The policy draft calls for electrification of all unelectrified villages by 2018 and universal electrification with 24×7 electricity supply by 2022.
The NEP states, “Close to 304 million Indians are yet without access to electricity, and about 500 million people are dependent on solid bio-mass for cooking. The country still has a long way to go to secure its energy security objective.”
The NITI Aayog found that “the major energy-consuming sectors – industry, household, transport, and agriculture – will undergo dramatic changes in the coming decades. On the energy front, they should be able to internalize volatility in energy prices, which is often the case when markets get integrated globally.”
Urbanization is expected to go up to 47 percent and the population of India is predicted to go up to 1.6 billion by 2040. All these developments will result in energy demand increasing 2.7 to 3.2 times by 2040 says the report.
The policy also focuses on energy efficiency. It is proposed to improve energy efficiency of all electrical appliances and apply Energy Conservation Building Code (ECBC) to all buildings with high energy use, including retrofits. The report predicts per-capita annual electricity consumption to increase from 1,075 KWh in 2015-16 to 2,911-2,924 kWh by 2040.
In the NEP 2017, it is estimated that by 2040 India will achieve installed renewable energy capacity of 597-710 GW. The NEP proposes gradual withdrawal of the provisions of ‘must-run’ status and other supports such as non-levy of inter-state transmission charges which are currently vital for the growth of solar power. It envisions consumers will become agnostic to the source of power, renewable energy will soon blend with conventional power, and the markets will determine the power dispatch rather than policy levers.

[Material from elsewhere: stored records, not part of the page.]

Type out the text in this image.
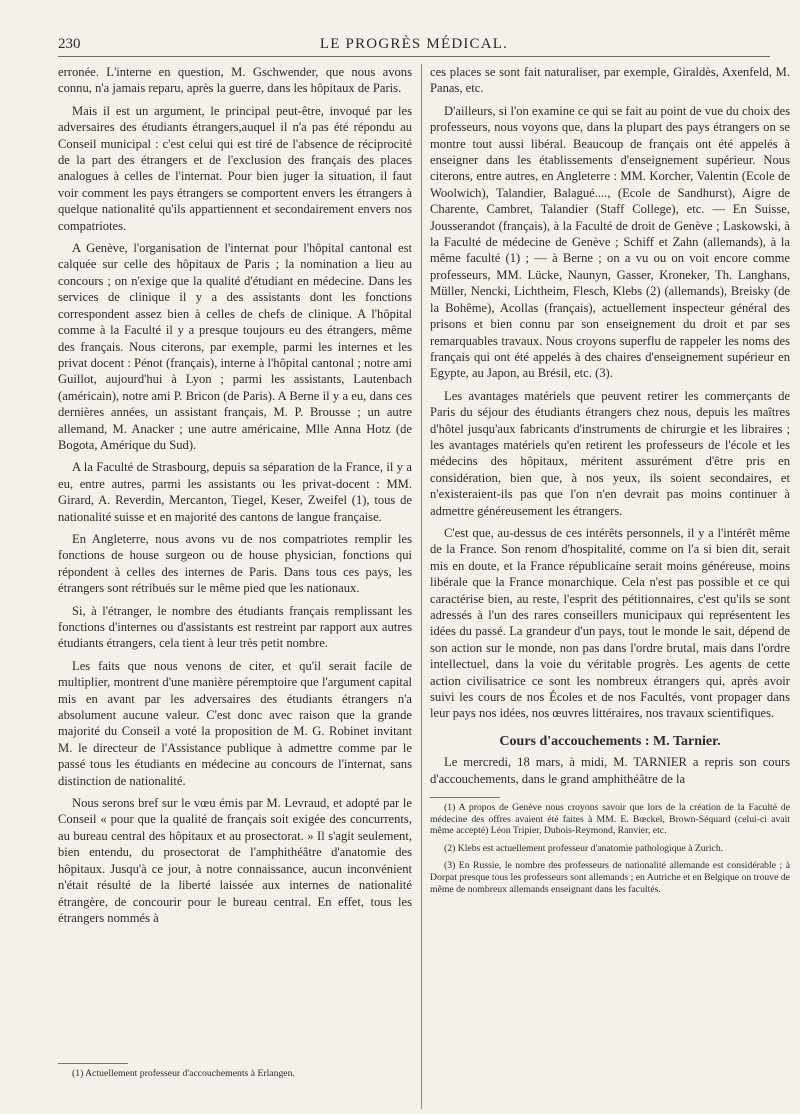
230	LE PROGRÈS MÉDICAL.

erronée. L'interne en question, M. Gschwender, que nous avons connu, n'a jamais reparu, après la guerre, dans les hôpitaux de Paris.

Mais il est un argument, le principal peut-être, invoqué par les adversaires des étudiants étrangers,auquel il n'a pas été répondu au Conseil municipal : c'est celui qui est tiré de l'absence de réciprocité de la part des étrangers et de l'exclusion des français des places analogues à celles de l'internat. Pour bien juger la situation, il faut voir comment les pays étrangers se comportent envers les étrangers à quelque nationalité qu'ils appartiennent et secondairement envers nos compatriotes.

A Genève, l'organisation de l'internat pour l'hôpital cantonal est calquée sur celle des hôpitaux de Paris ; la nomination a lieu au concours ; on n'exige que la qualité d'étudiant en médecine. Dans les services de clinique il y a des assistants dont les fonctions correspondent assez bien à celles de chefs de clinique. A l'hôpital comme à la Faculté il y a presque toujours eu des étrangers, même des français. Nous citerons, par exemple, parmi les internes et les privat docent : Pénot (français), interne à l'hôpital cantonal ; notre ami Guillot, aujourd'hui à Lyon ; parmi les assistants, Lautenbach (américain), notre ami P. Bricon (de Paris). A Berne il y a eu, dans ces dernières années, un assistant français, M. P. Brousse ; un autre allemand, M. Anacker ; une autre américaine, Mlle Anna Hotz (de Bogota, Amérique du Sud).

A la Faculté de Strasbourg, depuis sa séparation de la France, il y a eu, entre autres, parmi les assistants ou les privat-docent : MM. Girard, A. Reverdin, Mercanton, Tiegel, Keser, Zweifel (1), tous de nationalité suisse et en majorité des cantons de langue française.

En Angleterre, nous avons vu de nos compatriotes remplir les fonctions de house surgeon ou de house physician, fonctions qui répondent à celles des internes de Paris. Dans tous ces pays, les étrangers sont rétribués sur le même pied que les nationaux.

Si, à l'étranger, le nombre des étudiants français remplissant les fonctions d'internes ou d'assistants est restreint par rapport aux autres étudiants étrangers, cela tient à leur très petit nombre.

Les faits que nous venons de citer, et qu'il serait facile de multiplier, montrent d'une manière péremptoire que l'argument capital mis en avant par les adversaires des étudiants étrangers n'a absolument aucune valeur. C'est donc avec raison que la grande majorité du Conseil a voté la proposition de M. G. Robinet invitant M. le directeur de l'Assistance publique à admettre comme par le passé tous les étudiants en médecine au concours de l'internat, sans distinction de nationalité.

Nous serons bref sur le vœu émis par M. Levraud, et adopté par le Conseil « pour que la qualité de français soit exigée des concurrents, au bureau central des hôpitaux et au prosectorat. » Il s'agit seulement, bien entendu, du prosectorat de l'amphithéâtre d'anatomie des hôpitaux. Jusqu'à ce jour, à notre connaissance, aucun inconvénient n'était résulté de la liberté laissée aux internes de nationalité étrangère, de concourir pour le bureau central. En effet, tous les étrangers nommés à

(1) Actuellement professeur d'accouchements à Erlangen.

ces places se sont fait naturaliser, par exemple, Giraldès, Axenfeld, M. Panas, etc.

D'ailleurs, si l'on examine ce qui se fait au point de vue du choix des professeurs, nous voyons que, dans la plupart des pays étrangers on se montre tout aussi libéral. Beaucoup de français ont été appelés à enseigner dans les établissements d'enseignement supérieur. Nous citerons, entre autres, en Angleterre : MM. Korcher, Valentin (Ecole de Woolwich), Talandier, Balagué...., (Ecole de Sandhurst), Aigre de Charente, Cambret, Talandier (Staff College), etc. — En Suisse, Jousserandot (français), à la Faculté de droit de Genève ; Laskowski, à la Faculté de médecine de Genève ; Schiff et Zahn (allemands), à la même faculté (1) ; — à Berne ; on a vu ou on voit encore comme professeurs, MM. Lücke, Naunyn, Gasser, Kroneker, Th. Langhans, Müller, Nencki, Lichtheim, Flesch, Klebs (2) (allemands), Breisky (de la Bohême), Acollas (français), actuellement inspecteur général des prisons et bien connu par son enseignement du droit et par ses remarquables travaux. Nous croyons superflu de rappeler les noms des français qui ont été appelés à des chaires d'enseignement supérieur en Egypte, au Japon, au Brésil, etc. (3).

Les avantages matériels que peuvent retirer les commerçants de Paris du séjour des étudiants étrangers chez nous, depuis les maîtres d'hôtel jusqu'aux fabricants d'instruments de chirurgie et les libraires ; les avantages matériels qu'en retirent les professeurs de l'école et les médecins des hôpitaux, méritent assurément d'être pris en considération, bien que, à nos yeux, ils soient secondaires, et n'existeraient-ils pas que l'on n'en devrait pas moins continuer à admettre généreusement les étrangers.

C'est que, au-dessus de ces intérêts personnels, il y a l'intérêt même de la France. Son renom d'hospitalité, comme on l'a si bien dit, serait mis en doute, et la France républicaine serait moins généreuse, moins libérale que la France monarchique. Cela n'est pas possible et ce qui caractérise bien, au reste, l'esprit des pétitionnaires, c'est qu'ils se sont adressés à l'un des rares conseillers municipaux qui représentent les idées du passé. La grandeur d'un pays, tout le monde le sait, dépend de son action sur le monde, non pas dans l'ordre brutal, mais dans l'ordre intellectuel, dans la voie du véritable progrès. Les agents de cette action civilisatrice ce sont les nombreux étrangers qui, après avoir suivi les cours de nos Écoles et de nos Facultés, vont propager dans leur pays nos idées, nos œuvres littéraires, nos travaux scientifiques.

Cours d'accouchements : M. Tarnier.

Le mercredi, 18 mars, à midi, M. TARNIER a repris son cours d'accouchements, dans le grand amphithéâtre de la

(1) A propos de Genève nous croyons savoir que lors de la création de la Faculté de médecine des offres avaient été faites à MM. E. Bœckel, Brown-Séquard (celui-ci avait même accepté) Léon Tripier, Dubois-Reymond, Ranvier, etc.

(2) Klebs est actuellement professeur d'anatomie pathologique à Zurich.

(3) En Russie, le nombre des professeurs de nationalité allemande est considérable ; à Dorpat presque tous les professeurs sont allemands ; en Autriche et en Belgique on trouve de même de nombreux allemands enseignant dans les facultés.
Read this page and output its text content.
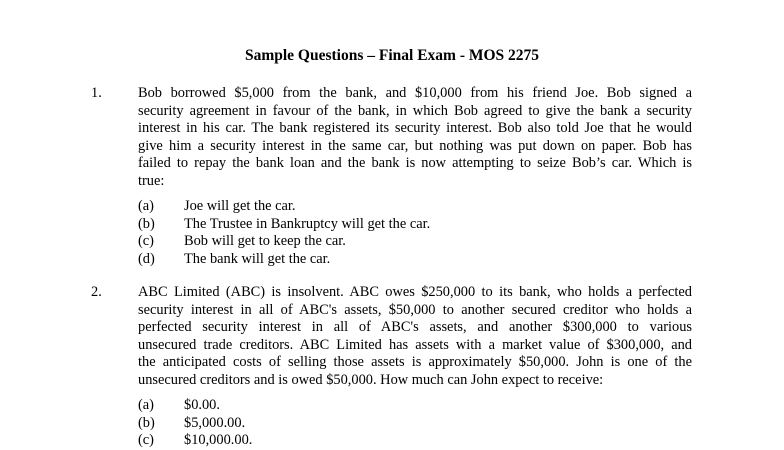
Sample Questions – Final Exam - MOS 2275
1.	Bob borrowed $5,000 from the bank, and $10,000 from his friend Joe. Bob signed a
security agreement in favour of the bank, in which Bob agreed to give the bank a security
interest in his car. The bank registered its security interest. Bob also told Joe that he would
give him a security interest in the same car, but nothing was put down on paper. Bob has
failed to repay the bank loan and the bank is now attempting to seize Bob’s car. Which is
true:
(a) Joe will get the car.
(b) The Trustee in Bankruptcy will get the car.
(c) Bob will get to keep the car.
(d) The bank will get the car.
2.	ABC Limited (ABC) is insolvent. ABC owes $250,000 to its bank, who holds a perfected
security interest in all of ABC's assets, $50,000 to another secured creditor who holds a
perfected security interest in all of ABC's assets, and another $300,000 to various
unsecured trade creditors. ABC Limited has assets with a market value of $300,000, and
the anticipated costs of selling those assets is approximately $50,000. John is one of the
unsecured creditors and is owed $50,000. How much can John expect to receive:
(a) $0.00.
(b) $5,000.00.
(c) $10,000.00.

In the NEP, it is proposed that capital subsidy needs to be phased out and feed-in tariffs ought to drive the growth of renewable energy. Incentives like deferral of tax (accelerated depreciation subject to provisions in the proposed GST) appear to be appropriate tools over other measures (incentives).

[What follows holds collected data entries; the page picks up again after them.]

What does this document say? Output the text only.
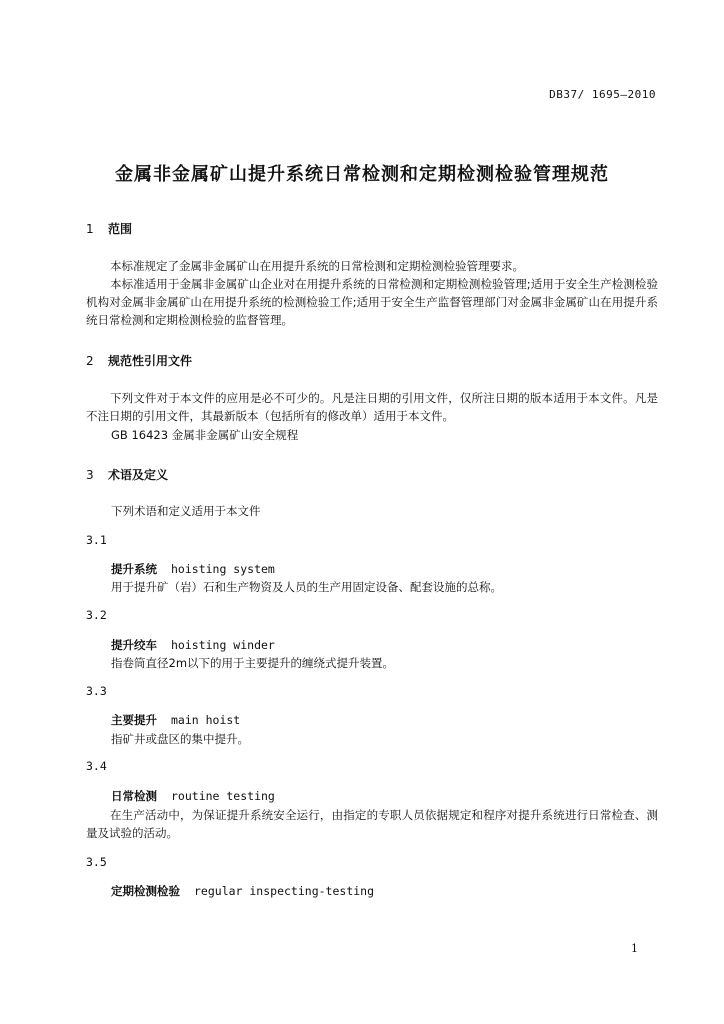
DB37/ 1695—2010
金属非金属矿山提升系统日常检测和定期检测检验管理规范
1 范围
本标准规定了金属非金属矿山在用提升系统的日常检测和定期检测检验管理要求。
本标准适用于金属非金属矿山企业对在用提升系统的日常检测和定期检测检验管理;适用于安全生产检测检验机构对金属非金属矿山在用提升系统的检测检验工作;适用于安全生产监督管理部门对金属非金属矿山在用提升系统日常检测和定期检测检验的监督管理。
2 规范性引用文件
下列文件对于本文件的应用是必不可少的。凡是注日期的引用文件，仅所注日期的版本适用于本文件。凡是不注日期的引用文件，其最新版本（包括所有的修改单）适用于本文件。
GB 16423 金属非金属矿山安全规程
3 术语及定义
下列术语和定义适用于本文件
3.1
提升系统 hoisting system
用于提升矿（岩）石和生产物资及人员的生产用固定设备、配套设施的总称。
3.2
提升绞车 hoisting winder
指卷筒直径2m以下的用于主要提升的缠绕式提升装置。
3.3
主要提升 main hoist
指矿井或盘区的集中提升。
3.4
日常检测 routine testing
在生产活动中，为保证提升系统安全运行，由指定的专职人员依据规定和程序对提升系统进行日常检查、测量及试验的活动。
3.5
定期检测检验 regular inspecting-testing
1
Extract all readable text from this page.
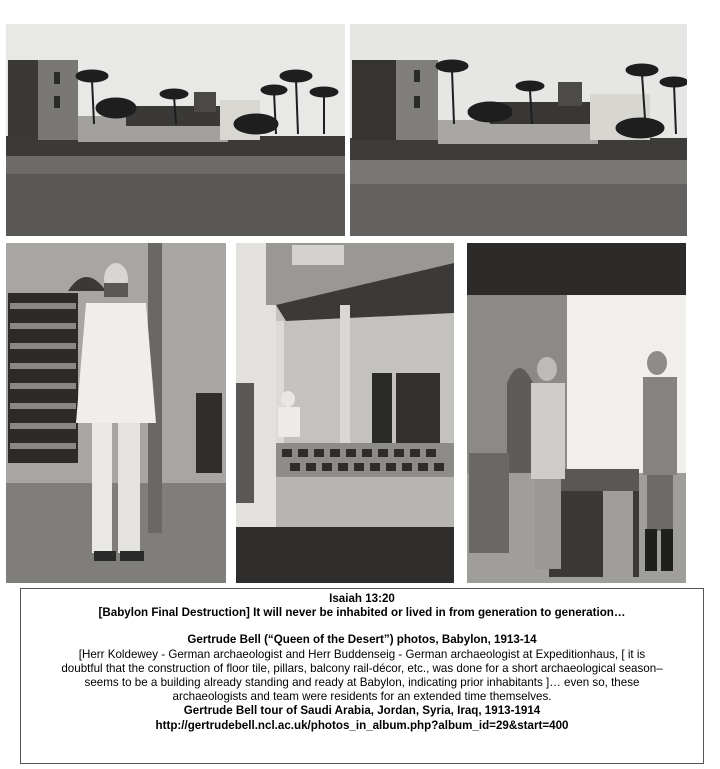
Isaiah 13:20

[Babylon Final Destruction] It will never be inhabited or lived in from generation to generation…

Gertrude Bell (“Queen of the Desert”) photos, Babylon, 1913-14

[Herr Koldewey - German archaeologist and Herr Buddenseig - German archaeologist at Expeditionhaus, [ it is

doubtful that the construction of floor tile, pillars, balcony rail-décor, etc., was done for a short archaeological season–

seems to be a building already standing and ready at Babylon, indicating prior inhabitants ]… even so, these

archaeologists and team were residents for an extended time themselves.

Gertrude Bell tour of Saudi Arabia, Jordan, Syria, Iraq, 1913-1914

http://gertrudebell.ncl.ac.uk/photos_in_album.php?album_id=29&start=400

The NEP states, “So far, renewable energy sources have seen concentrated development in resource-rich regions which has led to evacuation problems.” While falling costs will reduce the unattractiveness of this source of energy, however, grid instability concerns will continue to pose a challenge for concentrated development of renewable energy.
Efforts will be made to promote generation by ensuring compliance of RPOs. This also holds the clue to the financing needs of this sector as RPOs can easily ensure growth of renewable energy by blending it with conventional power.
The draft policy is more of a document full of possibilities and predictions, developed to take into count energy technologies, the growing energy markets, and the priorities of the Indian government.